This morning I rolled out of bed at 5:45 to get my last chance for a swim this week.  I had to get back in time for Mark to leave for work.  I can't really exercise on an empty stomach, but I was rushed, so I sawed off a slice of homemade bread, buttered it, found a cheese stick in the fridge, and ate them up.  Not my favorite breakfast — I like having an egg — but it would have to do.

As I chewed my bread, I thought about a post I read yesterday by Willa at Quotidian:  "Bread and Pittances," about the daily diet of Cistercian monks.  The monks (except the sick) get bread and vegetables on ordinary days, and small amounts of eggs and fish on feast days.  Willa did a nutritional calculation on the monks' meals; the results may surprise you.

If nothing else, it should be a corrective for that twice-annual fast day panic:  "OMG it's Ash Wednesday, I only get to have one normal-size meal, I better make sure it's BALANCED AND HEALTHY."

Reality check number one with this:  Fasting is not about eating healthy.  It is supposed to be a mortification.  Check out the root of that word.

Reality check number two, a corollary to the first:  Clearly if we think our TWO fast days per year should be balanced and healthy, we must secretly be thinking that "eating balanced and healthy" is a penance, rather than everyday life.  Balanced and healthy is Ordinary Time, folks.

Reality check number three:  Check out that monk's meal.  Bread and vegetables.  And?  Balanced and healthy.  In particular, it's got plenty of protein.  These guys are living simply, but they are not starving.  They live every day on something that we would be worried we wouldn't make it through ONE day on.  Clearly we are messed up.

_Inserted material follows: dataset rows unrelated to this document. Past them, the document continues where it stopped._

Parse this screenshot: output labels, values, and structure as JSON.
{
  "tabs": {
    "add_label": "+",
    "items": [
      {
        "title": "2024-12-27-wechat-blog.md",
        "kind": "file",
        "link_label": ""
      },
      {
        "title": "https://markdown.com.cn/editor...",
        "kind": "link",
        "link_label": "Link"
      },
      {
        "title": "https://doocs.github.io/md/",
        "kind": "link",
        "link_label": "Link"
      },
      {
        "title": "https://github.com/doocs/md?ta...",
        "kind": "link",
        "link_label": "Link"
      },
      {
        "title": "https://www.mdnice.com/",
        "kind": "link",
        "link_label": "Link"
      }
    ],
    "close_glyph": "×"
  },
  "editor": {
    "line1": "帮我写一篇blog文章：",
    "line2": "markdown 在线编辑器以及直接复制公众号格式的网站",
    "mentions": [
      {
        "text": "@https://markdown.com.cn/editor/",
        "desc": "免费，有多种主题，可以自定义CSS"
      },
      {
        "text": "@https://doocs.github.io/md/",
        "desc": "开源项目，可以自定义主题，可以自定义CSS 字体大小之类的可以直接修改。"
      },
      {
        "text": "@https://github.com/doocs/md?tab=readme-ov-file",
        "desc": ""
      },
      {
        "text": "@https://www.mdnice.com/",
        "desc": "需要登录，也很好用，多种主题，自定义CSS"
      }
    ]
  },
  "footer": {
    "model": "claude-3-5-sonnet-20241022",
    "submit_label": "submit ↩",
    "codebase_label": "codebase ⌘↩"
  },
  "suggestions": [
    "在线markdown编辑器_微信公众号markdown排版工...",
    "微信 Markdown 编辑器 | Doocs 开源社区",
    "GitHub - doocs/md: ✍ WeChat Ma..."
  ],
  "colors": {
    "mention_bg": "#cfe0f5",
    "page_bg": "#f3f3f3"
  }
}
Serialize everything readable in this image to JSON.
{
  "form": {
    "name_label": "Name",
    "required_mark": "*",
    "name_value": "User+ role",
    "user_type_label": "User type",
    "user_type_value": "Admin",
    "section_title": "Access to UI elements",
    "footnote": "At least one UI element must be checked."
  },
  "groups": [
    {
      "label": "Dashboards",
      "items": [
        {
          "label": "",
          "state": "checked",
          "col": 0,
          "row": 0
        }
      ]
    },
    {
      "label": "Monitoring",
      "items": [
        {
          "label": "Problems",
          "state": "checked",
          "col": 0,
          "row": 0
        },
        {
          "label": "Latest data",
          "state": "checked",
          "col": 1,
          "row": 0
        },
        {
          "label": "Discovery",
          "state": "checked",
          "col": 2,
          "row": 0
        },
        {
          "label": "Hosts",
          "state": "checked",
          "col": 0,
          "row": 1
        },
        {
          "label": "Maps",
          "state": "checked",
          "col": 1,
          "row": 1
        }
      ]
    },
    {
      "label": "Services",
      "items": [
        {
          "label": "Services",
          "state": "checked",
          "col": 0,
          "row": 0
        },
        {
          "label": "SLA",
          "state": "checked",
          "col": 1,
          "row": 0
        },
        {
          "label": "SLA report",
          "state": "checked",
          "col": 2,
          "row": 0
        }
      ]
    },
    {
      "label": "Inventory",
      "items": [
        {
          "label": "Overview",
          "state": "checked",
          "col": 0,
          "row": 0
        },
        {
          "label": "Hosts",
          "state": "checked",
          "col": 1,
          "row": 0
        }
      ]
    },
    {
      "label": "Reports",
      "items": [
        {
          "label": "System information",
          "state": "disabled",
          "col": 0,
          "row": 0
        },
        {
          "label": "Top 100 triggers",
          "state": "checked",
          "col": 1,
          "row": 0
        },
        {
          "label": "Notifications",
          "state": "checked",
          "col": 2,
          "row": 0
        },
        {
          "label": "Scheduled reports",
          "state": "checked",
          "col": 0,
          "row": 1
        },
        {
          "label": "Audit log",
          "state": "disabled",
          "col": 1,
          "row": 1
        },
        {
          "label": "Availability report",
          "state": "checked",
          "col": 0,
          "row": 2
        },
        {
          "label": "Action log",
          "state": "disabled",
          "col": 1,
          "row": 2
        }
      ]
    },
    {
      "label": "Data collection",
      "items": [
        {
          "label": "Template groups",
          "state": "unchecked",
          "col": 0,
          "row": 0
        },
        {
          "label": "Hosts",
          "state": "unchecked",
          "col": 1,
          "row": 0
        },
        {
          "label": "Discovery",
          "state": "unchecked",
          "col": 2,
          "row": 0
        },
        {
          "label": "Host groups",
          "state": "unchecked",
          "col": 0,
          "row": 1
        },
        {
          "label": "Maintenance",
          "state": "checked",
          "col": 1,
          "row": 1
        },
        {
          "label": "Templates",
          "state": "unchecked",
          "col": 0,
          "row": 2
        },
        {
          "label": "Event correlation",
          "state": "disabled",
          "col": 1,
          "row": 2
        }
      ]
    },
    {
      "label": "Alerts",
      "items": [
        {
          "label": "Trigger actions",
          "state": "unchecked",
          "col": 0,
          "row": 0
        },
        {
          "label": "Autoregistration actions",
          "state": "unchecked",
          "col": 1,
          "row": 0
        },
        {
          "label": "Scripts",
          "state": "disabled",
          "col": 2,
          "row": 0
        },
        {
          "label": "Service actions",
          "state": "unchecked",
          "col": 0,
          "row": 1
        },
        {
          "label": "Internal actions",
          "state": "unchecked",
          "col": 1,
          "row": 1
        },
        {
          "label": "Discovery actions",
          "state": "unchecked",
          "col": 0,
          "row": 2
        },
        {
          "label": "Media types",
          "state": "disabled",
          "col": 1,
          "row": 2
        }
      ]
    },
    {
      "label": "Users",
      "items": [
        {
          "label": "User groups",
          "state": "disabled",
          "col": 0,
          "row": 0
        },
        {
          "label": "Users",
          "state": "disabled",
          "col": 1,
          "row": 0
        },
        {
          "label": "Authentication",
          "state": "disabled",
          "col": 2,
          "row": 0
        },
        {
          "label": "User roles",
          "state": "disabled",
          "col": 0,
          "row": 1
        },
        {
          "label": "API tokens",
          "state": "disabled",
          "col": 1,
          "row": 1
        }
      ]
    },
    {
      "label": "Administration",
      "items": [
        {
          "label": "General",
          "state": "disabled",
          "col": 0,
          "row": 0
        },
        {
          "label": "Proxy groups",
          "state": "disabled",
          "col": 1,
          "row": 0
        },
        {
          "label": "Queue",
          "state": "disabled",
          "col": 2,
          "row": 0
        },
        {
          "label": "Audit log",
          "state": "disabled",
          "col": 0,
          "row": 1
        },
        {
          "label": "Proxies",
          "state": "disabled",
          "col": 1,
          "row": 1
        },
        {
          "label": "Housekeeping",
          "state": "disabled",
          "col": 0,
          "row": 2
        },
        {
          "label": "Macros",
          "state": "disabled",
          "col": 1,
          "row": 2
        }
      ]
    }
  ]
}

For people who are inclined to be concerned about "balanced" meals, it is really easy to fall into the trap of thinking that you need animal protein at every meal to be "balanced."  I am no vegan, believe me.  I am pretty sure humans need at least a little bit of animal fat and animal protein for optimal health.  (And the Cistercians that Willa mentions do get this, just not every day).   But the longer I have spent living and eating my new life, the more I am shedding my Fear of Bread and the more often I find myself making meatless meals.


Comments

3 responses to “Monk’s meal.”

  1. Thank you for this post. I have been struggling with a belief system that I need to serve LOTS of protein to my family. I’m trying to slowly back off and let a little natural selection take place.
    I have one child that would eat no protein (or so I thought). What it is really is that he craves white carbs. So, I’m working on getting him moved toward whole grains and pushing so hard on the protein, because, I think, really he was just feeding the sugar need and needed protein because the white food was not satisfying. Whole grain foods are satisfying.
    Sorry for the thinking out loud, but this helped greatly. As usual, your post was tremendously helpful.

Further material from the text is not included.